In Issue 22 of Kidney Talk, we announced the winners of our KPA Research Competition. In this article, Ms Hannah Maple, one of our two winners, describes her project and how her research will help support kidney patients’ quality of life.
Mr Nicos Kessaris and I are delighted to have won one of the KPA Research Grants to further pursue our research into quality of life outcomes in dialysis and transplant patients. We have been collecting data from patients transplanted at Guy’s Hospital for the last eight years and this has taught us a number of different things.
We have learned that while a transplant clearly has psychosocial benefits over remaining on dialysis, the outcomes vary considerably. Most significantly we have learned how important quality of life and psychosocial outcomes are to patients, whose lives are inevitably affected in lots of different ways by kidney disease. The importance of psychosocial wellbeing, and strategies to improve this as much as possible, cannot be over-emphasised.
The aims of our project are to further understand how quality of life improves after transplantation and to find out why some patients do not do as well as others. Until now it has only been possible to collect data from patients after their transplant, and very few studies have been able to follow patients through the transplant experience. This is mainly because the timing of a transplant is very unpredictable.
We intend to achieve our aims by integrating a quality-of-life assessment into the transplant workup currently conducted by our team of kidney transplant nurses and doctors. We aim to do this by asking patients who attend the surgical transplant assessment clinic to complete a quality-of-life questionnaire prior to being activated on the deceased-donor waiting list, or being listed for a living-donor transplant. We will also ask those already activated on the list whether they would like to participate.
Participants will be given further questionnaires at set timepoints while they wait for their transplant so that we can assess the ongoing psychosocial impact of waiting for a kidney to become available. Once a patient has had their transplant, we will ask them to complete the questionnaire again on a couple of occasions thereafter, so that we can see what difference a transplant makes. Additional questions about the operation and the recovery period will also be included.
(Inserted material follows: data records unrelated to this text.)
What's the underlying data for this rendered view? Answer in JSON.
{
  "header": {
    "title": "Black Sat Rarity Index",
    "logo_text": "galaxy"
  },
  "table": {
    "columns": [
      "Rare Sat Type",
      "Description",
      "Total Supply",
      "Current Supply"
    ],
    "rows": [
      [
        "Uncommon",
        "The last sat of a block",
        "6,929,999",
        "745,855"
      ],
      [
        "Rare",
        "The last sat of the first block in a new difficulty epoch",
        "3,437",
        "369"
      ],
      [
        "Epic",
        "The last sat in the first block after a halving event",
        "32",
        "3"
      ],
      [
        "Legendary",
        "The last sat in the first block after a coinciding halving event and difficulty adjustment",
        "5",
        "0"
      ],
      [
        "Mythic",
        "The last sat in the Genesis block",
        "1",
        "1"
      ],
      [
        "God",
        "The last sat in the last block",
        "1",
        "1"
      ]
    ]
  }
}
Collection of data before a transplant will allow us to understand the impact of dialysis and kidney disease on a range of psychosocial factors and also understand what it is like waiting for a transplant. Collection of data after a transplant will allow us to understand how the life of a patient with kidney disease changes once they are free from dialysis.
Our longer-term aims are to use this data to help patients achieve the best quality of life possible, both before and after they have a transplant. We would like to improve patients’ education and wellbeing on dialysis so that, when an organ becomes available, they make the smoothest possible transition into becoming a transplant patient and are able to fully benefit from all that a transplant has to offer.
We are grateful to the KPA for their support in this project.
Note: A future issue will include an article by our second winner, Mr Pankaj Chandak.